糸魚川大火、木密地域の防災策が急がれる


 新潟県糸魚川市の大火災は、木造住宅密集(木密)地域の災害に対する脆弱(ぜいじゃく)性を改めて浮き彫りにした。

 安倍政権は「強靭(きょうじん)な国土」づくりを目指しているが、その課題の一端を示したと言えそうだ。

 焼失数は過去20年で最多

 糸魚川市の大火災は、中心部の料理店から出火し、強い南風を受けて瞬く間に広がった。約10時間にわたって燃え続け144棟、約4万平方㍍が焼失した。この棟数は東日本大震災を除いて過去20年で最も多い。

 大火災で思い出されるのは1976年10月の「酒田大火」(山形県酒田市)だ。映画館から出火し、日本海側に発達した低気圧による台風並みの強風で延焼し、1774棟が焼失した。強風などの同様の条件下で、木密地域で火災が発生すれば、延焼範囲が拡大する恐れがあることを今回のケースは見せつけた。
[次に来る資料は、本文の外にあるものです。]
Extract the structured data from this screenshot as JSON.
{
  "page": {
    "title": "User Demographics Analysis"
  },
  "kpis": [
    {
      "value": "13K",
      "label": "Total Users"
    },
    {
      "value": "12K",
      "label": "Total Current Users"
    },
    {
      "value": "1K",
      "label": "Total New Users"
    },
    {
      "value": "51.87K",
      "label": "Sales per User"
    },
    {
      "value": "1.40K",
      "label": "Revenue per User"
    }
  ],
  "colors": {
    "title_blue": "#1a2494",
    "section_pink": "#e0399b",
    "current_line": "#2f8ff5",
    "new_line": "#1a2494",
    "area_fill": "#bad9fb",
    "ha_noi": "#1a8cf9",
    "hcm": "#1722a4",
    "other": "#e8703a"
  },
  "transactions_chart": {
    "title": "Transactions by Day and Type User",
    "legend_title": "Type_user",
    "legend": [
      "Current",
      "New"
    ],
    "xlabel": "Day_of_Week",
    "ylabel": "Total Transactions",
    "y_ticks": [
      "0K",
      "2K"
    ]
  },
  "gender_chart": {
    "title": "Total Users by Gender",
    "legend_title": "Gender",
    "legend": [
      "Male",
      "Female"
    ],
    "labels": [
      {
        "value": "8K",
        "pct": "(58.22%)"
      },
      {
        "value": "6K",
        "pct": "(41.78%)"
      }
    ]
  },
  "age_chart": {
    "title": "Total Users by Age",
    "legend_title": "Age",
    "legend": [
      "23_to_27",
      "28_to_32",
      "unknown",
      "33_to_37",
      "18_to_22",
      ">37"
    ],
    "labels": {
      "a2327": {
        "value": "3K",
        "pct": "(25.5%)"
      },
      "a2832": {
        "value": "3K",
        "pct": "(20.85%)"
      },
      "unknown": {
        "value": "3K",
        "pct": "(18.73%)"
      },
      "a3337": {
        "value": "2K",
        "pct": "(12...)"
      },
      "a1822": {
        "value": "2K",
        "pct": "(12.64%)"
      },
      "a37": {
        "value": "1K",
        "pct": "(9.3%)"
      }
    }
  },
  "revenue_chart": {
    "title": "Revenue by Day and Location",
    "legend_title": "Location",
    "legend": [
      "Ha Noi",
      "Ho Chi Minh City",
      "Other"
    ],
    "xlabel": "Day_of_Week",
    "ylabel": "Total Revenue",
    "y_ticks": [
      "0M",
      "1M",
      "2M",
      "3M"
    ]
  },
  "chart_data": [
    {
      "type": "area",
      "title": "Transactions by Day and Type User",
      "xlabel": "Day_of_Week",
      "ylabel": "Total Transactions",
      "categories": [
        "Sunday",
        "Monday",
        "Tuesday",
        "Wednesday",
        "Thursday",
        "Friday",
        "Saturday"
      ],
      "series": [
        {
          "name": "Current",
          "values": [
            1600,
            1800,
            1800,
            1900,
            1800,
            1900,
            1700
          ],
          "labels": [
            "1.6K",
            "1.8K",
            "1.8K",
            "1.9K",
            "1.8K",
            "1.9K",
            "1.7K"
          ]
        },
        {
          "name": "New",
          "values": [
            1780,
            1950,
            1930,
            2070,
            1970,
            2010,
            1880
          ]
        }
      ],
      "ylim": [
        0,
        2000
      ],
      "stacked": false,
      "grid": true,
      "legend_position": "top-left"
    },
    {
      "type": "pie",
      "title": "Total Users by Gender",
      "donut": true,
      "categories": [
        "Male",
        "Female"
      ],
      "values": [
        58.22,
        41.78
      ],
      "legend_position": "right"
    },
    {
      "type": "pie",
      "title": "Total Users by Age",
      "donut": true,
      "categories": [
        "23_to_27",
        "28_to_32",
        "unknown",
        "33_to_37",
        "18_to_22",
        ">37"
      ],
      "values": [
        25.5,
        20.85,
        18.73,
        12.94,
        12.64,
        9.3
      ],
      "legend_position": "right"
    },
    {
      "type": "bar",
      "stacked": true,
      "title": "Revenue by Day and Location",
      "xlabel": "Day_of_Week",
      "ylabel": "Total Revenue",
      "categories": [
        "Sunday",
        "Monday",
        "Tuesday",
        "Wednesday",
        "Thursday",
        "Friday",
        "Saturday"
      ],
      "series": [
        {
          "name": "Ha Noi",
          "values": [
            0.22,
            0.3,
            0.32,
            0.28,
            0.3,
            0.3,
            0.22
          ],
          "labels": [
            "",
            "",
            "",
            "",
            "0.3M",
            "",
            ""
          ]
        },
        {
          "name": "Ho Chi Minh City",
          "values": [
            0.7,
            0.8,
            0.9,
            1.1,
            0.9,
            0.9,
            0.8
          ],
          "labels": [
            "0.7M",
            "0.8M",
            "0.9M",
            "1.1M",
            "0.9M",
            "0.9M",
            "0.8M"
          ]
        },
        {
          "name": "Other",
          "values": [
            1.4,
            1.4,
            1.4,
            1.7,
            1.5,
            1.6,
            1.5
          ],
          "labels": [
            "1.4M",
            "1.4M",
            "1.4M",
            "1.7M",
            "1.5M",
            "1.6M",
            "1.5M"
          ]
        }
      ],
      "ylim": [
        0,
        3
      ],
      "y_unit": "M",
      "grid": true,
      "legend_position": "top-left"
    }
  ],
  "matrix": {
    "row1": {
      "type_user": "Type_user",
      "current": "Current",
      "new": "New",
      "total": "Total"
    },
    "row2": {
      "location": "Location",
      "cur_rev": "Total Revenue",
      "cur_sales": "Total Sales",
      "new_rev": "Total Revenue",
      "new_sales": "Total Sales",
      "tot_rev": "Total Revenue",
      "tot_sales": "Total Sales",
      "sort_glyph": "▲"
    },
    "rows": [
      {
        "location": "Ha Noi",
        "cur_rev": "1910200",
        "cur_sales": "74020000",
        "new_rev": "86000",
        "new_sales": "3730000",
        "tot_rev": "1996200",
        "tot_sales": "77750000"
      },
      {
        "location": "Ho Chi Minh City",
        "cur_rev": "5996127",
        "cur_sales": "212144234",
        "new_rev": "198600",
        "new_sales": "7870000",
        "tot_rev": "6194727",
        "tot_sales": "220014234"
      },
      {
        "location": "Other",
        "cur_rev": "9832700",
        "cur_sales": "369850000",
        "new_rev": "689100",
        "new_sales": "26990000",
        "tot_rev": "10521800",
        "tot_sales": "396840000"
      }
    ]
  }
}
 木密地域は道路が狭く、行き止まりも多いことから、消防隊や消防団が火災現場に駆け付けるのに手間取る。大地震では同時多発的な火災発生や道路寸断が予想され、消火活動は一層、困難になる。それだけに糸魚川大火は木密地域の防災対策の重要性を浮き彫りにした。

 阪神大震災(95年)では300件近い火災が発生し、約7000棟が焼失した。首都直下地震では最悪の場合、2000カ所で火災が同時発生し、このうち600カ所で延焼、約41万棟が焼失する。

 これを防ぐには、第一に家屋の耐震化を進めることだ。阪神大震災での出火の6割は倒壊家屋での電気ストーブや水槽ヒーターなど発熱器具からのものだった。耐震化を進めれば、確実に火災発生を減らせる。だが、全国の耐震化率は80%強にとどまり、1000万戸近くが無防備のままだ。

 第二に、地震を感知すれば自動的に電気を遮断し、漏電火災を防ぐ感電ブレーカーを普及することだ。政府は密集地での普及率向上を目指しているが、依然低い。国民への啓発や助成の拡大を図る必要がある。

 第三に、木密地域の整備事業を進めることだ。東京都では「不燃化特区」づくりに取り組んでいる。しかし、立ち退きや費用負担などがネックとなり、実施が遅れ気味だ。国は来年度予算で、都などの一部地域で都市計画道路や緑地、通り抜け路の整備などを推進する。自治体とも連携して急ぐべきだ。

 第四に、防災に強い「地域力」を高めることだ。阪神大震災では町会活動が活発な地域で犠牲者が少なかった。長野北部地震(2014年11月)は地域住民がチェーンソーや農機具で救出活動に当たり、一人の死者も出さず「白馬の奇跡」と呼ばれた。

 こうした教訓を踏まえ自主防災組織づくりを推進すべきだ。大地震では消防車に頼らず消火する必要に迫られる。それには地域住民が消火器や消火栓を使う初期消火が効果的だ。都の取り組む「防災隣組」づくりを木密地域で一層、進めたい。

 身近な取り組みも重要

 「強靭な国土」づくりはハード面に目を奪われがちだが、身近なところから地道に取り組んでいくことも重要だ。糸魚川大火はそのことを示している。